FGV board says internal audit committee found "contraventions" not PwC

PETALING JAYA: Felda Global Ventures Holdings Bhd today clarified that potential contraventions of group policies were unearthed by the group's internal audit and not external auditor PricewaterhouseCoopers (PwC) as stated by its chairman Tan Sri Isa Samad at a press conference yesterday.

Isa had claimed that PwC found the alleged improprieties in the dealings between Delima Oil Products Sdn Bhd and Safitex Trading LLC.

In a statement released by the board earlier however, it stated that PwC highlighted the issue of the long outstanding debts of US$8.3 million by Safitex which led to an impairment exposure in its statutory financial audit for the financial year ended Dec 31, 2015, dated Feb 18, 2016.

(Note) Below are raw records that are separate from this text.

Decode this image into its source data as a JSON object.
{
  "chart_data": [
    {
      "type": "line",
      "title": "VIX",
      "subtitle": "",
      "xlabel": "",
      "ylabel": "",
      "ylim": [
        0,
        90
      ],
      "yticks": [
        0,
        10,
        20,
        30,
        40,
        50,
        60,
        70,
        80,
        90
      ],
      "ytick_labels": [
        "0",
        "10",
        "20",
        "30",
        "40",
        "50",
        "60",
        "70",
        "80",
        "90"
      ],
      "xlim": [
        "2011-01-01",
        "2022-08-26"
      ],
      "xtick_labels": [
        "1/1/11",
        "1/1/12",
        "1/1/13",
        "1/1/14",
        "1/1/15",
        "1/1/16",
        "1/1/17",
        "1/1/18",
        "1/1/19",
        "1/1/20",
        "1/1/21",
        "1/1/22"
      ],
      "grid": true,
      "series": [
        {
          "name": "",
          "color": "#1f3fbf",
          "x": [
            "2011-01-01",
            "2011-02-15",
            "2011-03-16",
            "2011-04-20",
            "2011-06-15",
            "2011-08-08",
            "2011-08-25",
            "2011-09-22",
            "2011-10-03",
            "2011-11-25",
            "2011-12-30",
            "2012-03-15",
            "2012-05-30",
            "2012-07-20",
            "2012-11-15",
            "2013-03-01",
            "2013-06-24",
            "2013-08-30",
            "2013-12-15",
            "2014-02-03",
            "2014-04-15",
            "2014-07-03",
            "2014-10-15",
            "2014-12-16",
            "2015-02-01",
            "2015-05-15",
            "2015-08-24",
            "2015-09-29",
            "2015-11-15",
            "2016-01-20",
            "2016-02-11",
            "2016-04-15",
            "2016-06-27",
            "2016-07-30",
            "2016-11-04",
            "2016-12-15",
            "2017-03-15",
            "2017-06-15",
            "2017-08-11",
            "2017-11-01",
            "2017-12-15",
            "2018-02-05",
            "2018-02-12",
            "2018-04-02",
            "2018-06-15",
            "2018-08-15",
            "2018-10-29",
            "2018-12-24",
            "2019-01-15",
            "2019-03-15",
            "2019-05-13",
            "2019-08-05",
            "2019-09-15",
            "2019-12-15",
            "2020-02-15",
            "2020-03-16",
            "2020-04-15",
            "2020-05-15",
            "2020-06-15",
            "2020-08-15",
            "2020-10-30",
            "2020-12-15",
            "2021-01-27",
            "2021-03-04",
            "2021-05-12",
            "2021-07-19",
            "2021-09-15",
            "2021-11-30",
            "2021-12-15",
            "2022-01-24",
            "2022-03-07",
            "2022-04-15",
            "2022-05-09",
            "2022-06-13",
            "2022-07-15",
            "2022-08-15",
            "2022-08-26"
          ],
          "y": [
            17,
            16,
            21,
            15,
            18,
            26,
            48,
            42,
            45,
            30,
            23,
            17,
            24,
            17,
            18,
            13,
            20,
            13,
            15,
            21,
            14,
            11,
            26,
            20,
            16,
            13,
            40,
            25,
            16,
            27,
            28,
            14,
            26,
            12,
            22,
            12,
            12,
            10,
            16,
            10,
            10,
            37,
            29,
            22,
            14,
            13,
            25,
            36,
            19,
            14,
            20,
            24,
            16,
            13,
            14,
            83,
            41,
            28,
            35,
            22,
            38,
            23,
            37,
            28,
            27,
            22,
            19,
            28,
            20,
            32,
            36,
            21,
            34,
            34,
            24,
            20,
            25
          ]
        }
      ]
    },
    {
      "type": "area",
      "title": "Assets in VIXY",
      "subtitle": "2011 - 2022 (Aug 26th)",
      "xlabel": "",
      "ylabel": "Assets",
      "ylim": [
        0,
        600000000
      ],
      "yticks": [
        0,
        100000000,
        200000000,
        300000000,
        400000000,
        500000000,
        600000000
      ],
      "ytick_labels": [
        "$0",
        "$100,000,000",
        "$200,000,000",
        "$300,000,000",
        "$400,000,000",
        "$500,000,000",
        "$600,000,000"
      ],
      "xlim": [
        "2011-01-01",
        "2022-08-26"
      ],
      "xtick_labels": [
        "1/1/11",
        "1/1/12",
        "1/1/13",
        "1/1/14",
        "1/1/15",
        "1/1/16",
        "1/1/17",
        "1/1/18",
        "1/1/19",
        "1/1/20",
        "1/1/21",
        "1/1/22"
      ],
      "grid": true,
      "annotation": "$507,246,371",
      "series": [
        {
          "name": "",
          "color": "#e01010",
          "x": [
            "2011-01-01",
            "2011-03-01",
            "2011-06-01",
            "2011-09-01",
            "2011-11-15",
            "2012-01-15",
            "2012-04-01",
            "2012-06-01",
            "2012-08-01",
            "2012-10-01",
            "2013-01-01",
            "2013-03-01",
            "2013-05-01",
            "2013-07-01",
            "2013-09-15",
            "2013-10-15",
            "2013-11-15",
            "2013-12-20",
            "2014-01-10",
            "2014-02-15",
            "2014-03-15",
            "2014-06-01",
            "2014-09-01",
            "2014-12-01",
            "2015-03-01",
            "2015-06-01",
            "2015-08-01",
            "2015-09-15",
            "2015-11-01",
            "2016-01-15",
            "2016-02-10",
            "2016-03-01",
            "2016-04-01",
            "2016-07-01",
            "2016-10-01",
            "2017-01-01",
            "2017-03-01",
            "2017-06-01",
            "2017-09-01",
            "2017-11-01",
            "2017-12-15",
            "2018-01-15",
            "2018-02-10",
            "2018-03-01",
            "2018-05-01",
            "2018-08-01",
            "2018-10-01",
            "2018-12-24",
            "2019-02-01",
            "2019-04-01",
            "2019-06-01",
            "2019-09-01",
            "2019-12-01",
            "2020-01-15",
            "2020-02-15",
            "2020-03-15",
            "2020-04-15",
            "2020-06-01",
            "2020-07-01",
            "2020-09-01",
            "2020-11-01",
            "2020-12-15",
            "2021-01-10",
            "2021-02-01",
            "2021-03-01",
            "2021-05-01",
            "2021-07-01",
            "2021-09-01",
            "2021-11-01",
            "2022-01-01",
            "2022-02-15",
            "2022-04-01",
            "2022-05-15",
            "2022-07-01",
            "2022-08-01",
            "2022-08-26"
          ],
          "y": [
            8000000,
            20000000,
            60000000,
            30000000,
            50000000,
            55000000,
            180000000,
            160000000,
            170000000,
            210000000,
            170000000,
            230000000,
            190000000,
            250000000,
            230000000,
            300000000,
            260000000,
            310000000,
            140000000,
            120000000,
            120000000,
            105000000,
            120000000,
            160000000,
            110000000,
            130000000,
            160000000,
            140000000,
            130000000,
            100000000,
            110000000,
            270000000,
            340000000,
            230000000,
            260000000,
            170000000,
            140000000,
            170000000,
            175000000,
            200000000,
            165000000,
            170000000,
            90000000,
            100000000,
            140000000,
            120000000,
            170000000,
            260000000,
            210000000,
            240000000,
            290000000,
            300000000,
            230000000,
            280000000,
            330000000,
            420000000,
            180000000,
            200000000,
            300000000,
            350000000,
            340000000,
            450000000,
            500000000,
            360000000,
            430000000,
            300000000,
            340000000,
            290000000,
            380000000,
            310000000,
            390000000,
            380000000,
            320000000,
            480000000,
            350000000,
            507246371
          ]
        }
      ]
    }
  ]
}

"This matter has been continuously reported in PwC's subsequent quarterly review reports. Since then, management had continuously represented that the balance would be fully recoverable. Instead, the balance subsequently increased to US$11.7 million and exceeded the allocated credit limit per PwC's statutory financial audit for the financial year ended Dec 31, 2016 which was reported to the Audit Committee on Feb 17, 2017," the board said.

The transactions with Safitex involved the sale of edible oil and fats to Dubai-based Safitex meant for delivery to the Afghanistan market.

Three months after the report on April 20, 2017, the board instructed group's internal audit to carry out an investigation of this matter and detected potential contraventions of group policies, out of which a decision was made by the board to request four senior officers to go on leave of absence.